With over 1,000 species of begonias, it is no wonder it's such a popular plant. Available in variety of sizes and shapes with foliage that ranges from green to bronze and blooms in shades of white, pink and brilliant red, begonias brighten shady nooks where other annuals may suffer from lack of sun.
The wax begonia grows in a dense mound, making it ideal as a bedding plant or for window boxes and planters. Propagation by stem cuttings, often referred to as slips, quickly produces plants identical to the mother plant.
Select healthy stems free of signs of disease or insect damage. Look for firm stems and well-formed foliage.
Clip the stem to a length of 4 to 6 inches. Make a cut 1/4 to 1/2 inch below a leaf node (the point where new leaves form at the stem). The leaf node contains enzymes that speed root formation.
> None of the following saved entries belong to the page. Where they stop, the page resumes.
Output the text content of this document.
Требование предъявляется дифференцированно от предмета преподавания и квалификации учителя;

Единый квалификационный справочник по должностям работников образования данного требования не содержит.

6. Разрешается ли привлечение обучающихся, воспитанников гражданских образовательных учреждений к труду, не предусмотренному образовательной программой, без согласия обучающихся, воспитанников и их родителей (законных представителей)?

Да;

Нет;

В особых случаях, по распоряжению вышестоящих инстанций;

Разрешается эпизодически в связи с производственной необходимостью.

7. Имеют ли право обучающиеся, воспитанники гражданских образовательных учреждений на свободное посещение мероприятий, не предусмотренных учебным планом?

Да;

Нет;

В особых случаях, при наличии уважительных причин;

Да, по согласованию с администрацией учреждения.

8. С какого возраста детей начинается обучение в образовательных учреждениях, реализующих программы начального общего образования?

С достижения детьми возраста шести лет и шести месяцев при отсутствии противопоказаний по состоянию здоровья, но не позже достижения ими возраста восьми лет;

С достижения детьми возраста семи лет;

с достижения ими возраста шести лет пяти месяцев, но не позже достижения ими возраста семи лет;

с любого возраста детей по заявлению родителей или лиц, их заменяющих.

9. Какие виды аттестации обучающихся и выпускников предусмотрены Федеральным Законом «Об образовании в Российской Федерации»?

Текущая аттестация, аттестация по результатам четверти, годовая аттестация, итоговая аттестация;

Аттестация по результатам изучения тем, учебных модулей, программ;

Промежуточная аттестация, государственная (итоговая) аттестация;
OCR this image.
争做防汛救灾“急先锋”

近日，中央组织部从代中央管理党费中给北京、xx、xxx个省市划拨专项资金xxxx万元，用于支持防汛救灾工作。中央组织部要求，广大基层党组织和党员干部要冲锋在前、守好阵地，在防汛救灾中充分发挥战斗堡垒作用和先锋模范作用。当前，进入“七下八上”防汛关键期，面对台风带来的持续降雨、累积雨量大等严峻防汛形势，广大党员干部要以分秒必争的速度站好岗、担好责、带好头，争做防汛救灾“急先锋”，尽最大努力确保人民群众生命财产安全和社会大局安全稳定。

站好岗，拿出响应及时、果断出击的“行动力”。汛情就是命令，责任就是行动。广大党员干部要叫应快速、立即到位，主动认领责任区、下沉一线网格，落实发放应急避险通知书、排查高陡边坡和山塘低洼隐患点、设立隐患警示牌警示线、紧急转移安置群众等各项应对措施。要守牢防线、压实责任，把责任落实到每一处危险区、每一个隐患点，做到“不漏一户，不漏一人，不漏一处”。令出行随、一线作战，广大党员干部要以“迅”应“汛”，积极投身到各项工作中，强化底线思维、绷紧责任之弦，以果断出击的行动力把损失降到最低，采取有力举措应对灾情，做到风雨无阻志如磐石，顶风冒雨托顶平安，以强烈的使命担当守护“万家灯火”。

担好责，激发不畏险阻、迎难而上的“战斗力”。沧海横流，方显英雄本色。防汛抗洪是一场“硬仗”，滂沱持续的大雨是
Remove foliage from the bottom 2 to 3 inches of the stem.
Place the stem cutting in a jar or vase filled with water. Check that leaves rest above the water level, as submerged foliage decays quickly and contaminates the water. Remove additional leaves, if necessary.
Put in a sunny location that receives bright filtered light. An eastern or northern window is ideal, as afternoon sun from southern or western windows may overheat the water and damage the stem cutting.
Change the water twice a week or more often if it becomes stagnant. Keep water to the original level by refilling as it evaporates.
Watch for new roots to form within a week or two, depending on the cultivar and the water and air temperature in your home.
Plant in a mixture of equal parts peat moss, all-purpose potting soil and perlite once roots are established.